Is time travel possible? Can we someday change the course of the present and future by altering events in the past? Probably not, even though many movies and books have suggested some clever methods.
That being said, one of the greatest theories ever conceived was the Theory of Relativity by Albert Einstein. One of its basic assertions being that time passage is not absolute. In other words, in certain situations, time passage of an object can be slowed down relative to other objects.
We tend to think of time as a linear voyage from the past to the present and on to the future, each second ticking by at even intervals. While we talk about events that occurred millions and even billions of years ago, nobody can really comprehend that amount of time passage. So what if we could speed through time, perhaps only experiencing the passage of a few hours, while years pass by for the rest of the world?

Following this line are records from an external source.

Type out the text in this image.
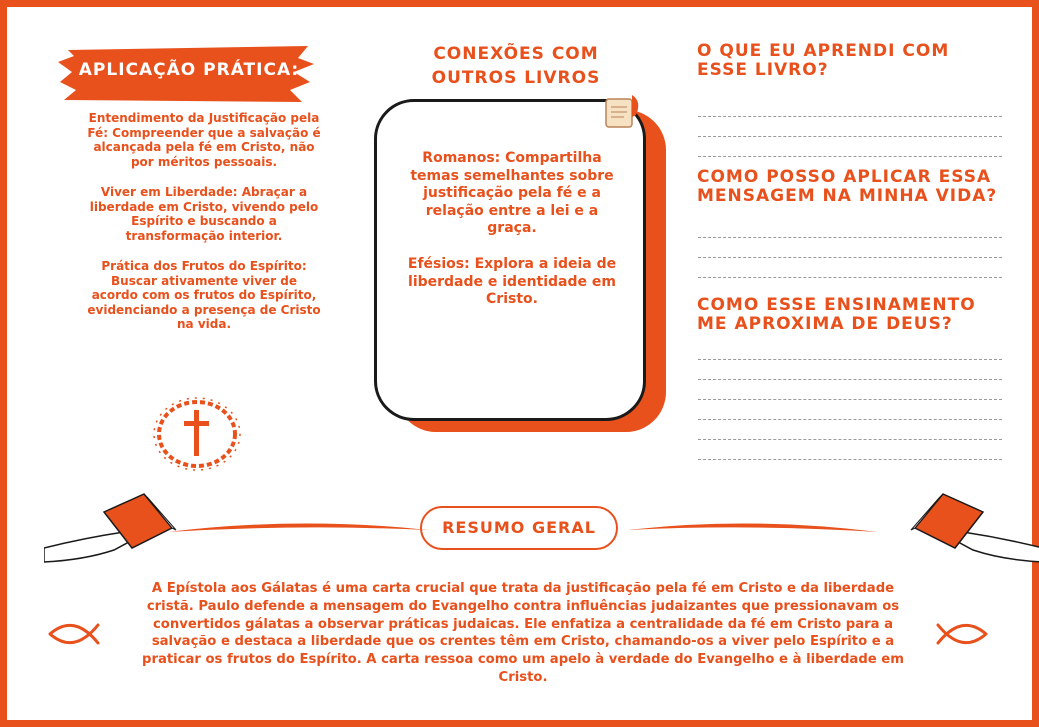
APLICAÇÃO PRÁTICA:

Entendimento da Justificação pela Fé: Compreender que a salvação é alcançada pela fé em Cristo, não por méritos pessoais.

Viver em Liberdade: Abraçar a liberdade em Cristo, vivendo pelo Espírito e buscando a transformação interior.

Prática dos Frutos do Espírito: Buscar ativamente viver de acordo com os frutos do Espírito, evidenciando a presença de Cristo na vida.

CONEXÕES COM
OUTROS LIVROS

Romanos: Compartilha temas semelhantes sobre justificação pela fé e a relação entre a lei e a graça.

Efésios: Explora a ideia de liberdade e identidade em Cristo.

O QUE EU APRENDI COM ESSE LIVRO?
COMO POSSO APLICAR ESSA MENSAGEM NA MINHA VIDA?
COMO ESSE ENSINAMENTO ME APROXIMA DE DEUS?
RESUMO GERAL
A Epístola aos Gálatas é uma carta crucial que trata da justificação pela fé em Cristo e da liberdade cristã. Paulo defende a mensagem do Evangelho contra influências judaizantes que pressionavam os convertidos gálatas a observar práticas judaicas. Ele enfatiza a centralidade da fé em Cristo para a salvação e destaca a liberdade que os crentes têm em Cristo, chamando-os a viver pelo Espírito e a praticar os frutos do Espírito. A carta ressoa como um apelo à verdade do Evangelho e à liberdade em Cristo.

Well, whether this is a future possibility remains unclear. However, it has been demonstrated that when the speed of an object is increased significantly, time passage for that object actually slows down. In other words, a clock moving at a very high speed will have less time pass than a clock moving at a slower speed. If an object could be accelerated to near the speed of light (about 300 million meters per second), time could be slowed down significantly.
So how can you illustrate this concept to students? A theoretical example of how this could work is described in the following story:
The year is 2115. “Thermonuke”, the most advanced spacecraft ever built, is on a voyage around the solar system, traveling near light speed. Towards the end of the journey, one of the astronauts, Lieutenant John, breaks his wrist by bumping into a wall. John immediately sends a message (by light speed radio waves) to Earth reporting the injury.
The same day, the spaceship immediately heads back to Earth, continuing near the speed of light. About 3 months later, according to John’s calendar, the ship arrives back on Earth.
Upon arrival, John speaks with Lieutenant Rick, one of the engineers on Earth who received the message from the spaceship.
John: “So did you receive the message about my broken arm?”
Rick: “Yes, we received that exactly a year ago.”
John: “But according to my calendar, I sent the message only 3 months ago. That would mean you received my message almost 9 months before I sent it! How could that be?”
While travelling at such a high rate of speed, John experienced only three months of time passage. Situated on Earth, Rick experienced an entire year, plus the time it took for the message to reach Earth. From John’s perspective, much less time elapsed than for Rick. Because of this discrepancy, it would appear that the message was actually received BEFORE it was sent, and there would not be any clear way to dispute this paradox.
So, aside from changing how we think of time passage, what does the theory of relativity mean for us today? Well, while it is unclear whether a spaceship that moves this fast could ever be built, it has been shown that fast moving satellites and spaceships that exist now do experience a different rate of time passage than on Earth, although the difference is quite small. For instance, the clocks on the satellites that form the Global Positioning System (GPS), which many of us rely on for directions when driving, move at a different rate from clocks on earth and have to be adjusted by about 38 millionths of a second per day in order to maintain precise measurements. While this might not sound like much, to neglect this discrepancy would cause the system to lose accuracy by about 10 kilometers per day!
A second example is that faster moving subatomic particles age more slowly and therefore, last longer than slower moving particles. This can make a difference in applications of nuclear science.
Finally, the theory of relativity also adds to the truth of statements like “Exercises like running and cycling will make you age more slowly.”